Monday, September 14, 2015

Bond-a-thon: Diamonds Are Forever






















When On Her Majesty's Secret Service under performed at the box office in comparison to the previous Bond films, the blame was unfairly placed on the shoulders of George Lazenby, who decided not to return, and the decision was made to bring back Sean Connery. So, the producers basically backed the Brinks truck up to Connery's house and started shoveling out money until he agreed to return for one more outing. Unfortunately, the result is the rather bland and by the numbers Diamonds Are Forever

We catch up with James Bond on the rampage with only one target in mind, Blofeld. He's willing to do anything to get the information he needs, including physical violence. Soon, he's led to Blofeld's lair. Blofeld (played this time by Charles Gray) is in the process of creating a series of duplicates through the aid of plastic surgery. After a quick altercation, Bond sends Blofeld into a pit of boiling mud to his death. Upon returning to England, Bond is given his new assignment by M (played by Bernard Lee) to look into diamond smuggling and the possibility that they are being stockpiled in an attempt to depress the market by dumping them all at once. Adopting the cover as a diamond smuggler, Bond meets up with Tiffany Case (played by Jill St. John) and the two of them work together to smuggle a set of diamonds to the United States with a trail that leads them directly to a very much alive Blofeld, who is using the diamonds as part of laser satellite as part of an extortion scheme. 

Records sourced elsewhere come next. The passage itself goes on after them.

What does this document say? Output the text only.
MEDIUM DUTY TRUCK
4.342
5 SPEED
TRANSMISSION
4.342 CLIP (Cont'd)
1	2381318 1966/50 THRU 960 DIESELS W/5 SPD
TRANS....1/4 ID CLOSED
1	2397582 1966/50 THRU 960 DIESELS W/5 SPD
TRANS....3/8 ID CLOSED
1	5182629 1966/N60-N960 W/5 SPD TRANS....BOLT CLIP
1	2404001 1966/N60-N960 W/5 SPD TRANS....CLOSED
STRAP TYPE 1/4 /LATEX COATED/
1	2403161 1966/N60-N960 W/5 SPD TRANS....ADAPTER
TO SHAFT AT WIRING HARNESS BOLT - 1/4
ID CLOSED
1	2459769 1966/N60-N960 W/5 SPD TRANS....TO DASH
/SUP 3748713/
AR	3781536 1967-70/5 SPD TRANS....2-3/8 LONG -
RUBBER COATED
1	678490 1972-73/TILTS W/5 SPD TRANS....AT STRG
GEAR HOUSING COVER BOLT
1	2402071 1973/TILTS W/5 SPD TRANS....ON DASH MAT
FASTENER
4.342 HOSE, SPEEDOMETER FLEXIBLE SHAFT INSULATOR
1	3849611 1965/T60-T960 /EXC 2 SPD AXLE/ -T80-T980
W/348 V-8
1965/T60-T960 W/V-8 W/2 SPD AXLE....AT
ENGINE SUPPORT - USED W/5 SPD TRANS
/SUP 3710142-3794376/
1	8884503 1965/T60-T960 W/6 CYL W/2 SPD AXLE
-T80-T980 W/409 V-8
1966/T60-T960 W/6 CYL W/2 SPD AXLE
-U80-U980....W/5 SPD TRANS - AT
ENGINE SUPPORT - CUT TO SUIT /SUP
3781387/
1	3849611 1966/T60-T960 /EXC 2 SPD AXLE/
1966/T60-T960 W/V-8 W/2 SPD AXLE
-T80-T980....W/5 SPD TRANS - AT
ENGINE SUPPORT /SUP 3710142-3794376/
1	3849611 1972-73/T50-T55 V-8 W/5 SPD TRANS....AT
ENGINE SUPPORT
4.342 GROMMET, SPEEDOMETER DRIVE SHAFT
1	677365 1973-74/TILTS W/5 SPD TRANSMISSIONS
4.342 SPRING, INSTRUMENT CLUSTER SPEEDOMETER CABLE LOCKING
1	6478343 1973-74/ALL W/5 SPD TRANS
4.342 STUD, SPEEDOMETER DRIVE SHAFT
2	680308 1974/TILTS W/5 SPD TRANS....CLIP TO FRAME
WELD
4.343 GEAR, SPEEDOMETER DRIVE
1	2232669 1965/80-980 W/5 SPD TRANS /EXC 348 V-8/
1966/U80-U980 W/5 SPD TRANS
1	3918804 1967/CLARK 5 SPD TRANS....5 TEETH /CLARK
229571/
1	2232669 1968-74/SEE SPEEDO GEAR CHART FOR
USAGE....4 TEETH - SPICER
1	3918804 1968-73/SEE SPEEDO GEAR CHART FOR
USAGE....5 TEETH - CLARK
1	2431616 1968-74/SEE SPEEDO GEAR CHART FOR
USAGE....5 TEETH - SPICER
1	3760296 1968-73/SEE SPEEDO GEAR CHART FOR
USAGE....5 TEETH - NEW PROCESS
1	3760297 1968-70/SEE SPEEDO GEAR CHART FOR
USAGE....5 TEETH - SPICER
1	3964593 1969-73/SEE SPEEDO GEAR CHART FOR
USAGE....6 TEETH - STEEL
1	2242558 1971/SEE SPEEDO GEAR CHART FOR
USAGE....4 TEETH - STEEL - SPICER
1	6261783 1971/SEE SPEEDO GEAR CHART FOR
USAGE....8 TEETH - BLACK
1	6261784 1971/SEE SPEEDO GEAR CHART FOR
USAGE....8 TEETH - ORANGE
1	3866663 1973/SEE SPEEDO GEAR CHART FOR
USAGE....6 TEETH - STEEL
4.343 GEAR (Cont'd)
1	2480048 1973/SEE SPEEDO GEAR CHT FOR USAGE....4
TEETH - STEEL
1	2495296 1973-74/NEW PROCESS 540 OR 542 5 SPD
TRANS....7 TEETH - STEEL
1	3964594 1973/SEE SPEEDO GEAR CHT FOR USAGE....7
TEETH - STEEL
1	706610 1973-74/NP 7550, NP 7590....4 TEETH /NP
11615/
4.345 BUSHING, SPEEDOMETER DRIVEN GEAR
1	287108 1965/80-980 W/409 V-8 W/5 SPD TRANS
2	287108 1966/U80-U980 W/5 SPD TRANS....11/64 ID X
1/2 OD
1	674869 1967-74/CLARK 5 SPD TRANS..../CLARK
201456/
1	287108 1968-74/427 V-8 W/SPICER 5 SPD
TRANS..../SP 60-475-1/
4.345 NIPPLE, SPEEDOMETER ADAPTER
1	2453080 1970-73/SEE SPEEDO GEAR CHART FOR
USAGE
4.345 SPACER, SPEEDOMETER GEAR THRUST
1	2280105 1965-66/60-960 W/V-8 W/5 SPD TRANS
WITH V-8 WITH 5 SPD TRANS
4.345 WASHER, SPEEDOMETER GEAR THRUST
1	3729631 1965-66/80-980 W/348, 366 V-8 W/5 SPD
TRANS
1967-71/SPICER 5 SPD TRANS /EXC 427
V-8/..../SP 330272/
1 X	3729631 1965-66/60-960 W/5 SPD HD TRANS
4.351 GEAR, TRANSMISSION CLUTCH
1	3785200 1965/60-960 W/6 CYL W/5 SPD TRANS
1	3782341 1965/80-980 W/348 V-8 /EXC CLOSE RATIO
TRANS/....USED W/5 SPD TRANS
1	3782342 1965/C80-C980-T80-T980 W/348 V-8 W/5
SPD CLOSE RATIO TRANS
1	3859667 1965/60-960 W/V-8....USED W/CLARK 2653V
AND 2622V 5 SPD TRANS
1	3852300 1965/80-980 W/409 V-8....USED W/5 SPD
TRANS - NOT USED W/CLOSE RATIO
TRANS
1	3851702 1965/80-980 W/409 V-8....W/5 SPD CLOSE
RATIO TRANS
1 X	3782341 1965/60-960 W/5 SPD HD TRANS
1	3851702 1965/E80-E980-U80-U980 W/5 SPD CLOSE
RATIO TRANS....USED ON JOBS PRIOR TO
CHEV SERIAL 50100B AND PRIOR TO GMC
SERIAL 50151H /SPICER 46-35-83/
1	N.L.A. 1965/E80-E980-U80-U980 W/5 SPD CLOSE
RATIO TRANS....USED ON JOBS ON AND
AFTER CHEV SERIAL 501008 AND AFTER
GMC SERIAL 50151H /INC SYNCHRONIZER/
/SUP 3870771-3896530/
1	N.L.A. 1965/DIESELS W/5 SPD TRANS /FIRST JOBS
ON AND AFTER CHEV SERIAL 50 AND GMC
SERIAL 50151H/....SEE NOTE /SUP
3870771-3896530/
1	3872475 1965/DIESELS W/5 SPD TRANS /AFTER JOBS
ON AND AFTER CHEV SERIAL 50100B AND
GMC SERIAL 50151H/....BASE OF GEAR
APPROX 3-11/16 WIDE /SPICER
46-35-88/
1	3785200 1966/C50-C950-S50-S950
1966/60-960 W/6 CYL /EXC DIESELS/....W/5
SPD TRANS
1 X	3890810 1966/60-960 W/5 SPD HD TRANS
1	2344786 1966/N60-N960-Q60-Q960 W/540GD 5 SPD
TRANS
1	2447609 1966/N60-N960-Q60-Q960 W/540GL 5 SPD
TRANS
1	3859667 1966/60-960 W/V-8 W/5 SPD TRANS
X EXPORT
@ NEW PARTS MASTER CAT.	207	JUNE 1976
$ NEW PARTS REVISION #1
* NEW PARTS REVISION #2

There is something very routine about this film. After Peter Hunt was unable to return to the series due to a scheduling conflict, the producers brought back Guy Hamilton, hoping to recapture the magic of Goldfinger, as well as Shirley Bassey to do the title song. Unfortunately, it didn't work and this film somehow feels more dated that the one that preceded it. The plot itself follows the same formula that has worked so well for the previous Bond films, but this time around it just feels stale, especially the final showdown on Blofeld's hideout, an oil rig in the middle of Pacific Ocean in this case. It also has some of the goofiest action sequences of the series, with the chase through the desert between Bond in a Moon Buggy and several goons on three wheelers as a stand out. It doesn't help that is had a largely bored seeming Sean Connery in the lead role, backed up by one of the most useless Bond girls in the series in the form of Tiffany Case. To go from the feisty and independent Tracy, who had pretty much rescued herself when Bond showed up to this woman, who's response to danger is to cower in corner is a sad state of affairs. Charles Gray certainly makes for an interesting Blofeld, chewing the scenery at every turn and even turning up in full drag at one point for absolutely no reason. His casting is a curious choice considering Gray had a small part in You Only Live Twice in a completely different role.   

There's also this extremely unpleasant stream of homophobia running throughout the film in the form of two assassins, Mr. Wint (played by Bruce Glover) and Mr. Kidd (played by Putter Smith). They are very clearly a gay couple, even walking off into the sunset hand in hand after blowing a drug smuggler's helicopter, with the smuggler inside. Heck, I even kind of liked them. There was something colorful and intriguing about these two in a psychotic and deranged sort of way. Are they a positive portrayal of gay men? No, probably not but they are at least entertaining. Of course, I stopped being entertained when they both received the most brutal deaths in the film, by the hands of uber-macho Bond himself with one burned alive and the other literally having a bomb shoved up his rear. It was at this point I was no longer enjoying Diamonds Are Forever and was quite ready for it to be over, thank you very much. 

Overall, Diamonds Are Forever is easily my least favorite of the Connery Bond films. It never really quite breaks free of the well worn formula. For the most part Connery seems bored by it all and it's not hard to see why, because for much of the film I rather was as well.